Sehr geehrer Herr Kelber,

nicht Clementia, also Milde wird derzeit Herrn Clement seitens der SPD zuteil, im Gegenteil, es geht ziemlich "rau" zu. Was sagen Sie in NRW dazu?

Freundliche Grüße

, Bonn
Antwort von Ulrich Kelber
6Empfehlungen
03.08.2008
Ulrich Kelber
Sehr geehrter Herr ,

vielen Dank für Ihre Anfrage.

Was die NRW-SPD dazu sagt kann, können Sie z.B. auf der Seite www.nrwspd.de nachlesen.

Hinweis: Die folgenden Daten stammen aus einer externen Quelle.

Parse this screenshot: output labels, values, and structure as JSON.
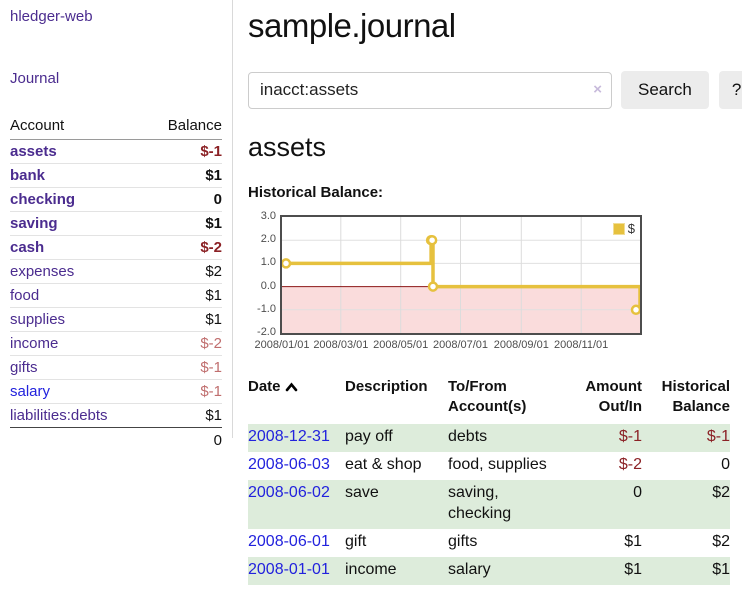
{
  "app": {
    "title": "hledger-web"
  },
  "colors": {
    "link_purple": "#4b2c8f",
    "link_blue": "#2222dd",
    "negative_strong": "#8b2125",
    "negative_soft": "#c06e6e",
    "row_shade_green": "#ddecdb",
    "series_gold": "#e6c13e",
    "negative_region_pink": "#fadcdc",
    "zero_line_red": "#8b1414",
    "button_gray": "#ececec"
  },
  "sidebar": {
    "journal_link": "Journal",
    "account_header": "Account",
    "balance_header": "Balance",
    "accounts": [
      {
        "name": "assets",
        "indent": 1,
        "bold": true,
        "balance": "$-1",
        "tone": "neg"
      },
      {
        "name": "bank",
        "indent": 2,
        "bold": true,
        "balance": "$1",
        "tone": ""
      },
      {
        "name": "checking",
        "indent": 3,
        "bold": true,
        "balance": "0",
        "tone": ""
      },
      {
        "name": "saving",
        "indent": 3,
        "bold": true,
        "balance": "$1",
        "tone": ""
      },
      {
        "name": "cash",
        "indent": 2,
        "bold": true,
        "balance": "$-2",
        "tone": "neg"
      },
      {
        "name": "expenses",
        "indent": 1,
        "bold": false,
        "balance": "$2",
        "tone": ""
      },
      {
        "name": "food",
        "indent": 2,
        "bold": false,
        "balance": "$1",
        "tone": ""
      },
      {
        "name": "supplies",
        "indent": 2,
        "bold": false,
        "balance": "$1",
        "tone": ""
      },
      {
        "name": "income",
        "indent": 1,
        "bold": false,
        "balance": "$-2",
        "tone": "soft"
      },
      {
        "name": "gifts",
        "indent": 2,
        "bold": false,
        "balance": "$-1",
        "tone": "soft"
      },
      {
        "name": "salary",
        "indent": 2,
        "bold": false,
        "balance": "$-1",
        "tone": "soft",
        "link_color": "#2222dd"
      },
      {
        "name": "liabilities:debts",
        "indent": 1,
        "bold": false,
        "balance": "$1",
        "tone": ""
      }
    ],
    "total": "0"
  },
  "header": {
    "title": "sample.journal"
  },
  "search": {
    "value": "inacct:assets",
    "clear_label": "×",
    "button_label": "Search",
    "help_label": "?"
  },
  "account_page": {
    "title": "assets",
    "chart_label": "Historical Balance:"
  },
  "chart_data": {
    "type": "line",
    "step": true,
    "title": "Historical Balance:",
    "series": [
      {
        "name": "$",
        "color": "#e6c13e",
        "points": [
          [
            "2008-01-01",
            1
          ],
          [
            "2008-06-01",
            2
          ],
          [
            "2008-06-02",
            2
          ],
          [
            "2008-06-03",
            0
          ],
          [
            "2008-12-31",
            -1
          ]
        ]
      }
    ],
    "x_range": [
      "2008-01-01",
      "2008-12-31"
    ],
    "x_ticks": [
      "2008/01/01",
      "2008/03/01",
      "2008/05/01",
      "2008/07/01",
      "2008/09/01",
      "2008/11/01"
    ],
    "y_ticks": [
      3.0,
      2.0,
      1.0,
      0.0,
      -1.0,
      -2.0
    ],
    "ylim": [
      -2,
      3
    ],
    "grid": true,
    "legend": "$",
    "legend_position": "top-right",
    "negative_region_color": "#fadcdc",
    "zero_line_color": "#8b1414"
  },
  "register": {
    "columns": [
      "Date",
      "Description",
      "To/From Account(s)",
      "Amount Out/In",
      "Historical Balance"
    ],
    "sort": {
      "column": "Date",
      "direction": "ascending"
    },
    "rows": [
      {
        "date": "2008-12-31",
        "description": "pay off",
        "accounts": "debts",
        "amount": "$-1",
        "amount_tone": "neg",
        "balance": "$-1",
        "balance_tone": "neg",
        "shaded": true
      },
      {
        "date": "2008-06-03",
        "description": "eat & shop",
        "accounts": "food, supplies",
        "amount": "$-2",
        "amount_tone": "neg",
        "balance": "0",
        "balance_tone": "",
        "shaded": false
      },
      {
        "date": "2008-06-02",
        "description": "save",
        "accounts": "saving, checking",
        "amount": "0",
        "amount_tone": "",
        "balance": "$2",
        "balance_tone": "",
        "shaded": true
      },
      {
        "date": "2008-06-01",
        "description": "gift",
        "accounts": "gifts",
        "amount": "$1",
        "amount_tone": "",
        "balance": "$2",
        "balance_tone": "",
        "shaded": false
      },
      {
        "date": "2008-01-01",
        "description": "income",
        "accounts": "salary",
        "amount": "$1",
        "amount_tone": "",
        "balance": "$1",
        "balance_tone": "",
        "shaded": true
      }
    ]
  }
}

Meine Meinung ist wie folgt:

Wolfgang Clement vertritt in einigen Fragen eine dezidiert andere Meinung als die Mehrheit der SPD. Das ist sein gutes Recht und er darf es natürlich auch laut und in der Presse vertreten. Mit Milde geht er dabei meistens nicht zur Sache, deshalb sollte er sie umgekehrt in der Wortwahl auch nicht verlangen.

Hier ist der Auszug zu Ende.